Ist diese Jahreszeit überhaupt sinnvoll?
Welche Fische können zu dieser Zeit gefangen werden?
Welche Ausrüstung sollte man mitbringen?

Würde mich freuen, wenn jemand Auskunft darüber geben könnte, da wir aus Bayern kommen und einmal Quer durch Deutschland müssen, sollten wir schon alles davor planen.


----------



## nobbi1962 (26. Dezember 2014)

*AW: Angeln in der Nordsee*

Moin Moin und Servus#h

Könnte man euch auch überreden an die Ostsee im April zu fahren?

Da ist das Wasser immer da und auch noch schöne Brandungszeit


mfg nobbi


----------



## Baum1309 (26. Dezember 2014)

*AW: Angeln in der Nordsee*

Hi,


wo wollt ihr den ungefähr hin? Schleswig Holstein oder Niedersachen? Ich selbst bin begeisterter Brandungsangler aus HH, mache aber um die Nordsee einen großen Bogen (ausnahme Dänemark). Hauptsächlich aus 2 Gründen:
- der Salzgehalt für das Material
- und die Tide

Das Problem, dass du an den Stränden in S-H ist, dass das Wasser einfach für 6 Stunden weg ist und du mitlaufen müsstest. Wenn ihr wirklich einen Angelurlaub am Meer machen wollt, würde ich euch die Ostsee empfehlen. Dort sind die besten Monate auf Dorsch und Flunder März-Mai und Oktober-Dezember in der Dunkelheit. Als Spot kann ich euch Fehmarn empfehlen, dort ist man immer gleich im Wind, egal von wo er kommt und als alternative gibt es in Ostholstein auch die eine oder andere Seebrücke wie Dahme oder Pelzerhaken falls es mit dem werfen nicht klappt und der Frust zu groß wird.
Als Ausrüstung Dreibein, Stationärerollen mit ca 200m 0,40mm Fassung, und Ruten mit Wurfgewicht bis ca 250g oder zumindest 200g. Am besten Brandungsrute, bei ruhigem Wetter geht auch ne Heavy Feder. Alternativ kann man zu der Jahreszeit auch den Meerforellen mit der Spinnrute nachstellen.

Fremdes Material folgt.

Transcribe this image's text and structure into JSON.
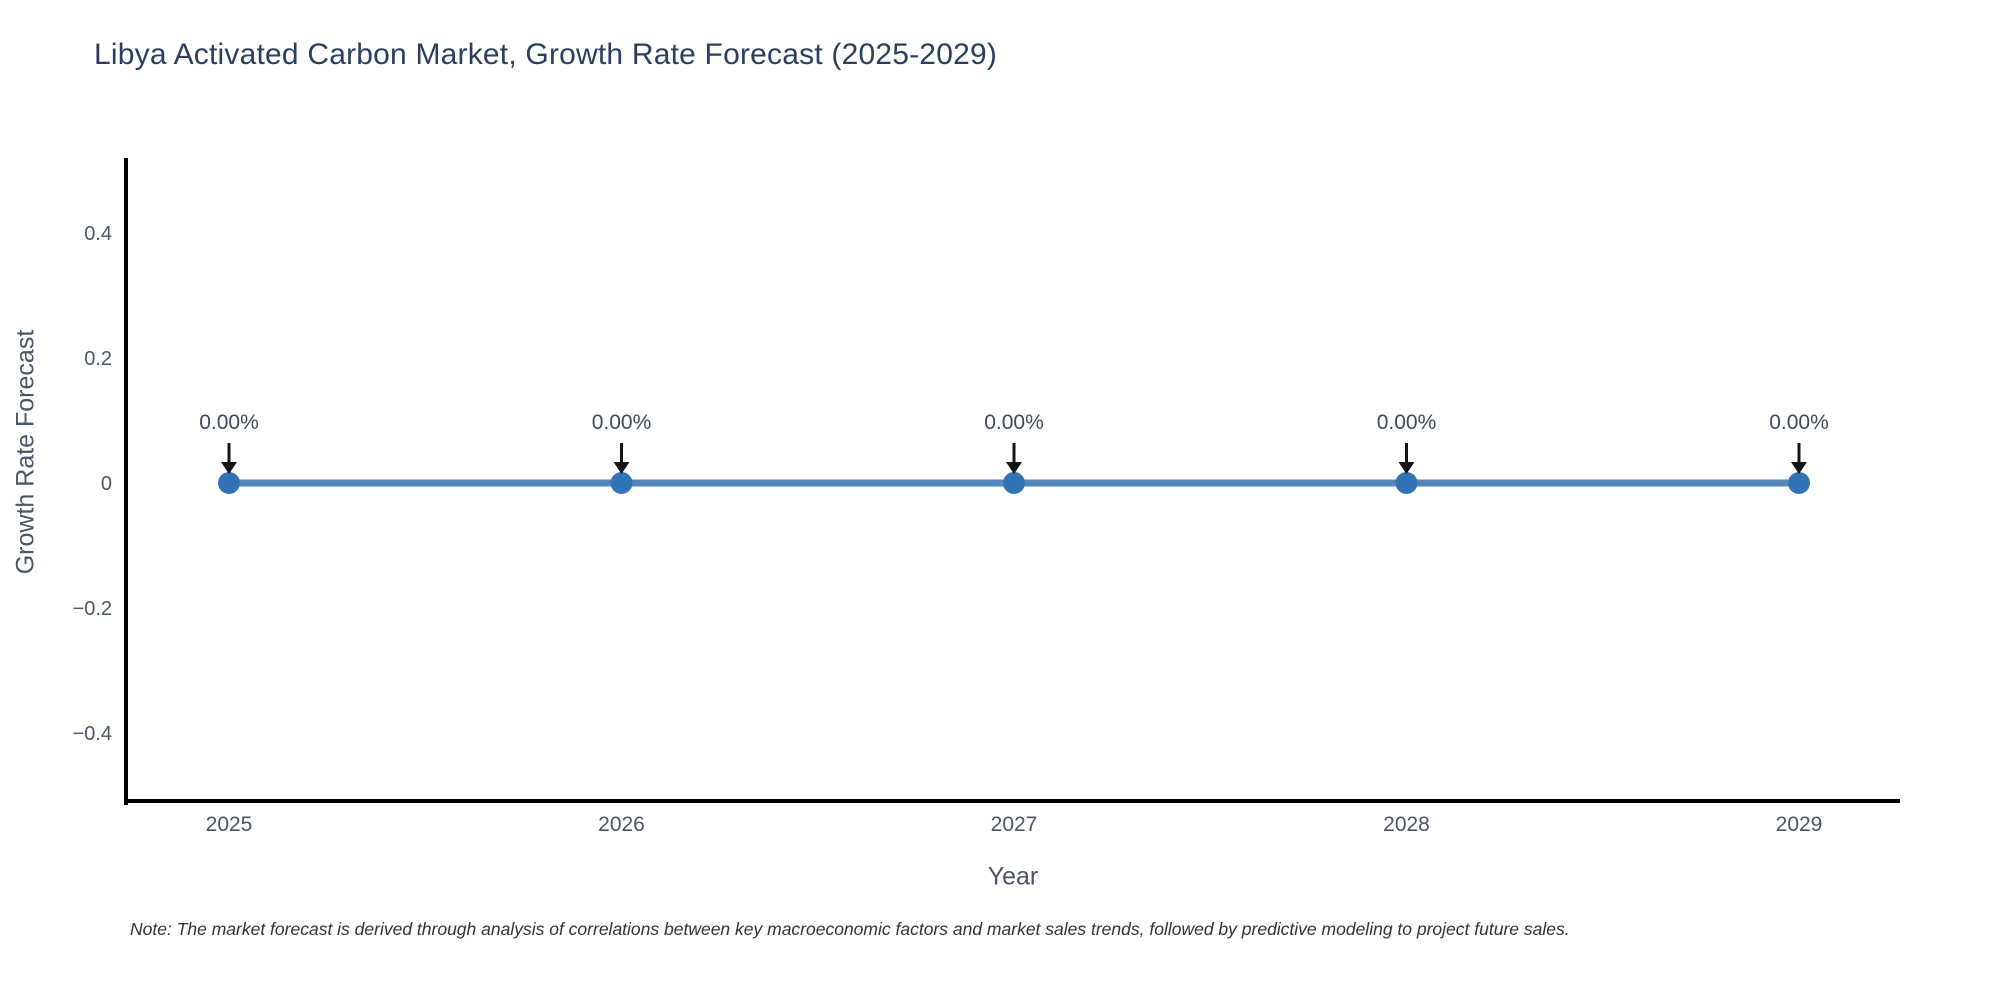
{
  "chart_data": {
    "type": "line",
    "title": "Libya Activated Carbon Market, Growth Rate Forecast (2025-2029)",
    "xlabel": "Year",
    "ylabel": "Growth Rate Forecast",
    "x": [
      "2025",
      "2026",
      "2027",
      "2028",
      "2029"
    ],
    "series": [
      {
        "name": "Growth Rate Forecast",
        "values": [
          0,
          0,
          0,
          0,
          0
        ]
      }
    ],
    "point_annotations": [
      "0.00%",
      "0.00%",
      "0.00%",
      "0.00%",
      "0.00%"
    ],
    "yticks": [
      {
        "value": 0.4,
        "label": "0.4"
      },
      {
        "value": 0.2,
        "label": "0.2"
      },
      {
        "value": 0,
        "label": "0"
      },
      {
        "value": -0.2,
        "label": "−0.2"
      },
      {
        "value": -0.4,
        "label": "−0.4"
      }
    ],
    "ylim": [
      -0.52,
      0.52
    ],
    "grid": false,
    "legend": "none",
    "note": "Note: The market forecast is derived through analysis of correlations between key macroeconomic factors and market sales trends, followed by predictive modeling to project future sales.",
    "colors": {
      "line": "#5586b7",
      "marker": "#3074b6",
      "arrow": "#141414",
      "axis": "#000000",
      "title_text": "#2a3f5f",
      "axis_title_text": "#4a5568",
      "tick_text": "#4a5568",
      "annotation_text": "#3d4a5c",
      "note_text": "#333333"
    }
  }
}
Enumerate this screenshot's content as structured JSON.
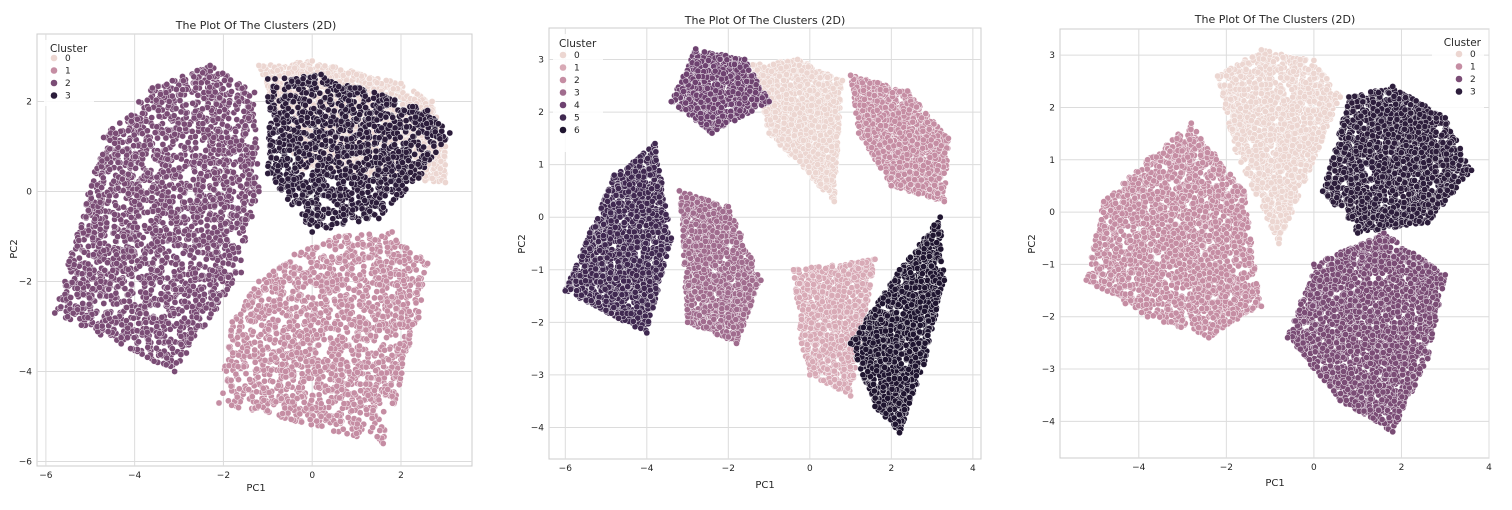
{
  "figure": {
    "panels": [
      {
        "title": "The Plot Of The Clusters (2D)",
        "xlabel": "PC1",
        "ylabel": "PC2",
        "xticks": [
          -6,
          -4,
          -2,
          0,
          2
        ],
        "yticks": [
          -6,
          -4,
          -2,
          0,
          2
        ],
        "legend_title": "Cluster",
        "legend_loc": "upper-left"
      },
      {
        "title": "The Plot Of The Clusters (2D)",
        "xlabel": "PC1",
        "ylabel": "PC2",
        "xticks": [
          -6,
          -4,
          -2,
          0,
          2,
          4
        ],
        "yticks": [
          -4,
          -3,
          -2,
          -1,
          0,
          1,
          2,
          3
        ],
        "legend_title": "Cluster",
        "legend_loc": "upper-left"
      },
      {
        "title": "The Plot Of The Clusters (2D)",
        "xlabel": "PC1",
        "ylabel": "PC2",
        "xticks": [
          -4,
          -2,
          0,
          2,
          4
        ],
        "yticks": [
          -4,
          -3,
          -2,
          -1,
          0,
          1,
          2,
          3
        ],
        "legend_title": "Cluster",
        "legend_loc": "upper-right"
      }
    ]
  },
  "chart_data": [
    {
      "type": "scatter",
      "title": "The Plot Of The Clusters (2D)",
      "xlabel": "PC1",
      "ylabel": "PC2",
      "xlim": [
        -6.2,
        3.6
      ],
      "ylim": [
        -6.1,
        3.5
      ],
      "grid": true,
      "legend": {
        "title": "Cluster",
        "placement": "upper-left",
        "entries": [
          "0",
          "1",
          "2",
          "3"
        ]
      },
      "series": [
        {
          "name": "0",
          "color": "#ecd6d1",
          "approx_center": [
            1.0,
            1.2
          ],
          "approx_x_range": [
            -1.5,
            3.2
          ],
          "approx_y_range": [
            -0.5,
            3.0
          ],
          "points": [
            [
              -1.2,
              2.8
            ],
            [
              0.0,
              2.9
            ],
            [
              1.0,
              2.6
            ],
            [
              2.0,
              2.4
            ],
            [
              2.7,
              2.0
            ],
            [
              3.0,
              1.0
            ],
            [
              3.0,
              0.2
            ],
            [
              2.5,
              1.5
            ],
            [
              1.6,
              0.8
            ],
            [
              0.4,
              1.6
            ],
            [
              -0.8,
              2.2
            ],
            [
              -0.3,
              0.5
            ]
          ]
        },
        {
          "name": "1",
          "color": "#c58da3",
          "approx_center": [
            0.5,
            -2.6
          ],
          "approx_x_range": [
            -2.2,
            3.0
          ],
          "approx_y_range": [
            -5.6,
            -0.6
          ],
          "points": [
            [
              -1.8,
              -2.9
            ],
            [
              -1.2,
              -2.0
            ],
            [
              -0.4,
              -1.4
            ],
            [
              0.6,
              -1.0
            ],
            [
              1.8,
              -0.9
            ],
            [
              2.6,
              -1.6
            ],
            [
              2.4,
              -2.8
            ],
            [
              1.5,
              -3.8
            ],
            [
              0.6,
              -4.2
            ],
            [
              -0.6,
              -4.0
            ],
            [
              1.6,
              -5.6
            ],
            [
              0.2,
              -5.0
            ],
            [
              -2.1,
              -4.7
            ]
          ]
        },
        {
          "name": "2",
          "color": "#7a4c75",
          "approx_center": [
            -3.0,
            0.2
          ],
          "approx_x_range": [
            -5.9,
            -1.1
          ],
          "approx_y_range": [
            -4.2,
            2.9
          ],
          "points": [
            [
              -5.8,
              -2.7
            ],
            [
              -5.2,
              -0.8
            ],
            [
              -4.7,
              1.2
            ],
            [
              -3.6,
              2.3
            ],
            [
              -2.3,
              2.8
            ],
            [
              -1.3,
              2.2
            ],
            [
              -1.2,
              0.0
            ],
            [
              -1.6,
              -1.8
            ],
            [
              -2.6,
              -2.8
            ],
            [
              -3.5,
              -3.0
            ],
            [
              -4.4,
              -2.5
            ],
            [
              -3.1,
              -4.0
            ]
          ]
        },
        {
          "name": "3",
          "color": "#2c1d3b",
          "approx_center": [
            0.9,
            1.0
          ],
          "approx_x_range": [
            -1.3,
            3.2
          ],
          "approx_y_range": [
            -1.0,
            2.9
          ],
          "points": [
            [
              -1.0,
              2.5
            ],
            [
              0.2,
              2.6
            ],
            [
              1.4,
              2.2
            ],
            [
              2.6,
              1.8
            ],
            [
              3.1,
              1.3
            ],
            [
              2.4,
              0.3
            ],
            [
              1.5,
              -0.6
            ],
            [
              0.0,
              -0.9
            ],
            [
              -1.0,
              0.4
            ],
            [
              0.8,
              1.0
            ]
          ]
        }
      ]
    },
    {
      "type": "scatter",
      "title": "The Plot Of The Clusters (2D)",
      "xlabel": "PC1",
      "ylabel": "PC2",
      "xlim": [
        -6.4,
        4.2
      ],
      "ylim": [
        -4.6,
        3.6
      ],
      "grid": true,
      "legend": {
        "title": "Cluster",
        "placement": "upper-left",
        "entries": [
          "0",
          "1",
          "2",
          "3",
          "4",
          "5",
          "6"
        ]
      },
      "series": [
        {
          "name": "0",
          "color": "#ecd6d1",
          "approx_center": [
            0.0,
            1.6
          ],
          "points": [
            [
              -1.4,
              2.9
            ],
            [
              -0.3,
              3.0
            ],
            [
              0.8,
              2.6
            ],
            [
              0.2,
              1.2
            ],
            [
              -1.0,
              1.6
            ],
            [
              0.6,
              0.3
            ]
          ]
        },
        {
          "name": "1",
          "color": "#d8aab6",
          "approx_center": [
            0.5,
            -2.0
          ],
          "points": [
            [
              -0.4,
              -1.0
            ],
            [
              0.6,
              -1.8
            ],
            [
              1.0,
              -3.4
            ],
            [
              0.0,
              -3.0
            ],
            [
              1.6,
              -0.8
            ],
            [
              -0.2,
              -2.4
            ]
          ]
        },
        {
          "name": "2",
          "color": "#c58da3",
          "approx_center": [
            2.2,
            1.4
          ],
          "points": [
            [
              1.0,
              2.7
            ],
            [
              2.4,
              2.4
            ],
            [
              3.4,
              1.5
            ],
            [
              3.3,
              0.3
            ],
            [
              2.0,
              0.6
            ],
            [
              1.2,
              1.6
            ]
          ]
        },
        {
          "name": "3",
          "color": "#a06c8e",
          "approx_center": [
            -2.2,
            -1.0
          ],
          "points": [
            [
              -3.2,
              0.5
            ],
            [
              -2.0,
              0.2
            ],
            [
              -1.2,
              -1.2
            ],
            [
              -1.8,
              -2.4
            ],
            [
              -3.0,
              -2.0
            ],
            [
              -2.6,
              -1.0
            ]
          ]
        },
        {
          "name": "4",
          "color": "#6e4270",
          "approx_center": [
            -2.0,
            2.2
          ],
          "points": [
            [
              -2.8,
              3.2
            ],
            [
              -1.6,
              3.0
            ],
            [
              -1.0,
              2.2
            ],
            [
              -2.4,
              1.6
            ],
            [
              -3.4,
              2.2
            ]
          ]
        },
        {
          "name": "5",
          "color": "#3f2850",
          "approx_center": [
            -4.3,
            -0.6
          ],
          "points": [
            [
              -6.0,
              -1.4
            ],
            [
              -5.4,
              -0.6
            ],
            [
              -4.8,
              0.8
            ],
            [
              -3.8,
              1.4
            ],
            [
              -3.4,
              -0.4
            ],
            [
              -4.0,
              -2.2
            ],
            [
              -5.0,
              -1.6
            ]
          ]
        },
        {
          "name": "6",
          "color": "#1f1530",
          "approx_center": [
            2.2,
            -2.0
          ],
          "points": [
            [
              1.0,
              -2.4
            ],
            [
              1.6,
              -3.6
            ],
            [
              2.2,
              -4.1
            ],
            [
              2.8,
              -2.8
            ],
            [
              3.3,
              -1.2
            ],
            [
              3.2,
              0.0
            ],
            [
              2.2,
              -1.0
            ]
          ]
        }
      ]
    },
    {
      "type": "scatter",
      "title": "The Plot Of The Clusters (2D)",
      "xlabel": "PC1",
      "ylabel": "PC2",
      "xlim": [
        -5.8,
        4.0
      ],
      "ylim": [
        -4.7,
        3.5
      ],
      "grid": true,
      "legend": {
        "title": "Cluster",
        "placement": "upper-right",
        "entries": [
          "0",
          "1",
          "2",
          "3"
        ]
      },
      "series": [
        {
          "name": "0",
          "color": "#ecd6d1",
          "approx_center": [
            -0.8,
            1.7
          ],
          "points": [
            [
              -2.2,
              2.6
            ],
            [
              -1.2,
              3.1
            ],
            [
              0.0,
              2.9
            ],
            [
              0.6,
              2.2
            ],
            [
              -0.2,
              0.8
            ],
            [
              -0.8,
              -0.6
            ],
            [
              -1.8,
              1.2
            ]
          ]
        },
        {
          "name": "1",
          "color": "#c58da3",
          "approx_center": [
            -3.0,
            -0.7
          ],
          "points": [
            [
              -5.2,
              -1.3
            ],
            [
              -4.8,
              0.2
            ],
            [
              -3.8,
              1.0
            ],
            [
              -2.8,
              1.7
            ],
            [
              -1.6,
              0.4
            ],
            [
              -1.2,
              -1.8
            ],
            [
              -2.4,
              -2.4
            ],
            [
              -3.8,
              -2.0
            ]
          ]
        },
        {
          "name": "2",
          "color": "#7a4c75",
          "approx_center": [
            1.4,
            -2.1
          ],
          "points": [
            [
              -0.6,
              -2.4
            ],
            [
              0.0,
              -1.0
            ],
            [
              1.6,
              -0.4
            ],
            [
              3.0,
              -1.2
            ],
            [
              2.6,
              -2.8
            ],
            [
              1.8,
              -4.2
            ],
            [
              0.6,
              -3.6
            ]
          ]
        },
        {
          "name": "3",
          "color": "#2c1d3b",
          "approx_center": [
            1.8,
            1.2
          ],
          "points": [
            [
              0.2,
              0.4
            ],
            [
              0.8,
              2.2
            ],
            [
              1.8,
              2.4
            ],
            [
              3.0,
              1.8
            ],
            [
              3.6,
              0.8
            ],
            [
              2.6,
              -0.2
            ],
            [
              1.0,
              -0.4
            ]
          ]
        }
      ]
    }
  ]
}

Oder wenn es unbedingt die Nordsee sein soll, dann nach Dänemark Richtung Hvide Sande


----------



## SiggiSorglos (26. Dezember 2014)

*AW: Angeln in der Nordsee*

Wenn ihr aus Bayern kommt dann fahrt zur Ostsee.  Am besten nach Fehmarn.  Da gibt's immer was zu holen.  Es sind bessere Bedingungen als an der Nordsee.  Egal woher der wind kommt es gibt immer einen guten Strand. Ein paar sachen würde ich beachten:
1. Angelfuehrer kaufen und zwar einmal brandungsangeln und Fehmarn. Beide von der rapsbande. Sind jeden Cent wert. 
2. Mondphase abpassen. Heller Mond ist gift für Dorsch. 
3.nicht geizig mit Würmern sein.  100 sollten es schon sein pro abend. Alle 20min koder wechseln. Und wenn es richtig beißt dann kann das auch mit hunder Würmern sehr eng werden.  Wir haben schon über 40 Fische am Abend gehabt. Da sind die ganz schnell weg. Und wenn ihr so weit fahrt ist da an der falschen Stelle gespart. 
4.mindestens 3 verschiedene Systeme mitnehmen.  
-Haken oben
-Nachlauefer
-Doppelhaken
Von jedem System mindestens drei Stück
5. Würmer vor bestellen.  Sonst kann es mal vorkommen das ihr ohne Köder da steht. Das kommt öfter vor als ihr denkt. 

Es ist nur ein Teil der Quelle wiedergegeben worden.